Cosa fa l’intelligenza artificiale
Negli ultimi tempi si parla molto di intelligenza artificiale relativamente a vari settori del business. Le applicazioni sono sterminate e ad accomunarle è la possibilità di far svolgere alle macchine “ragionamenti” fin qui appannaggio solo della mente umana. Invece, grazie ai progressi della tecnologia, oggi ci sono software che sanno apprendere dai propri errori per migliorare, minimizzando al contempo gli errori.
Le applicazioni dell’AI al settore assicurativo
Le possibilità di applicazione sono ad ampio spettro. L’intelligenza artificiale può migliorare l’interazione tra compagnie e assicurati, abbreviando i tempi e accrescendo la qualità delle risposte. Questo grazie alla possibilità da una parte di processare enormi quantità di informazioni precedenti su casi simili, dall’altra di analizzare in pochi secondi la posizione specifica dell’assicurato in modo da garantire una risposta personalizzata.

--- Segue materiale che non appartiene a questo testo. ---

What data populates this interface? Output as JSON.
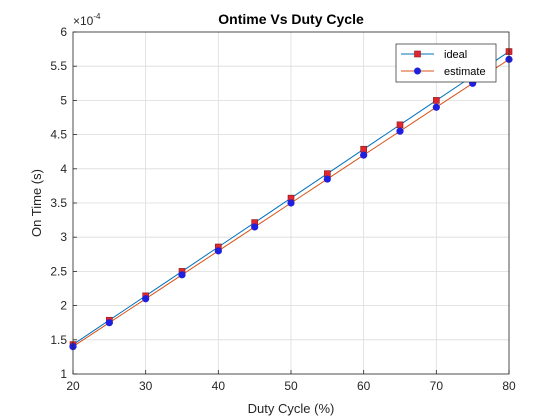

Un’applicazione di AI già largamente diffusa è quella dei chatbot, assistenti virtuali che simulano una conversazione umana attraverso lo scambio di messaggi di testo inviati attraverso le piattaforme social. Un chatbot può fornire informazioni e aiutare a comprendere meglio le caratteristiche della polizza, può velocizzare l’apertura di un sinistro evitando l’attesa al telefono e semplificare i processi di gestione.
Senza trascurare un altro aspetto: le compagnie sono abituate a lavorare su tabelle statistiche e serie storiche, che presentano una serie di rigidità nel momento in cui devono essere calate sul caso singolo; l’intelligenza artificiale permette di cambiare la prospettiva, permettendo anche una profilazione migliore del cliente in base alle esigenze espresse nel momento in cui si verifica il sinistro. Questo va incontro a uno sforzo che le compagnie stanno già facendo da tempo: orientare il proprio business più sulla consulenza continuativa che sull’intervento nel momento del sinistro, in modo da ottenere entrate ricorrenti che sono tendenzialmente più stabili. Oltre al fatto che a un cliente fidelizzato possono essere proposte soluzioni aggiuntive rispetto a quella che ha dato origine al rapporto.
Inoltre, ad oggi i processi di gestione del sinistro sono ancora in buona parte manuali, la standardizzazione è limitata e questo contribuisce a tenere alti i costi, che a cascata si riversano sul premio che l’assicurato deve corrispondere.
La tecnologia per contrastare le frodi
L’AI può essere usata anche per contrastare le frodi, una piaga che a livello europeo pesa per circa 10 miliardi di euro ogni anno. Un esempio può aiutare a comprendere meglio il ruolo di questa tecnologia: i truffatori talvolta usano le medesime foto di un sinistro per chiedere rimborsi multipli, confidando nell’estrema difficoltà di incrociare i materiali raccolto. L’intelligenza artificiale è in grado di comparare le foto e rilevare le anomalie. Anche su questo fronte è facile immaginare un impatto positivo sui premi medi da corrispondere, che in alcune aree del Paese sono particolarmente elevati proprio a causa delle frodi diffuse.
Le novità non mancheranno dal lato dell’offerta, con alcune attività che verranno automatizzate (e anche su questo fronte è lecito attendersi dei risparmi), mentre altre ne nasceranno, soprattutto con profilo tecnologico. Ad esempio chi oggi fa pricing, con l’intelligenza artificiale dovrà anche saper programmare una macchina.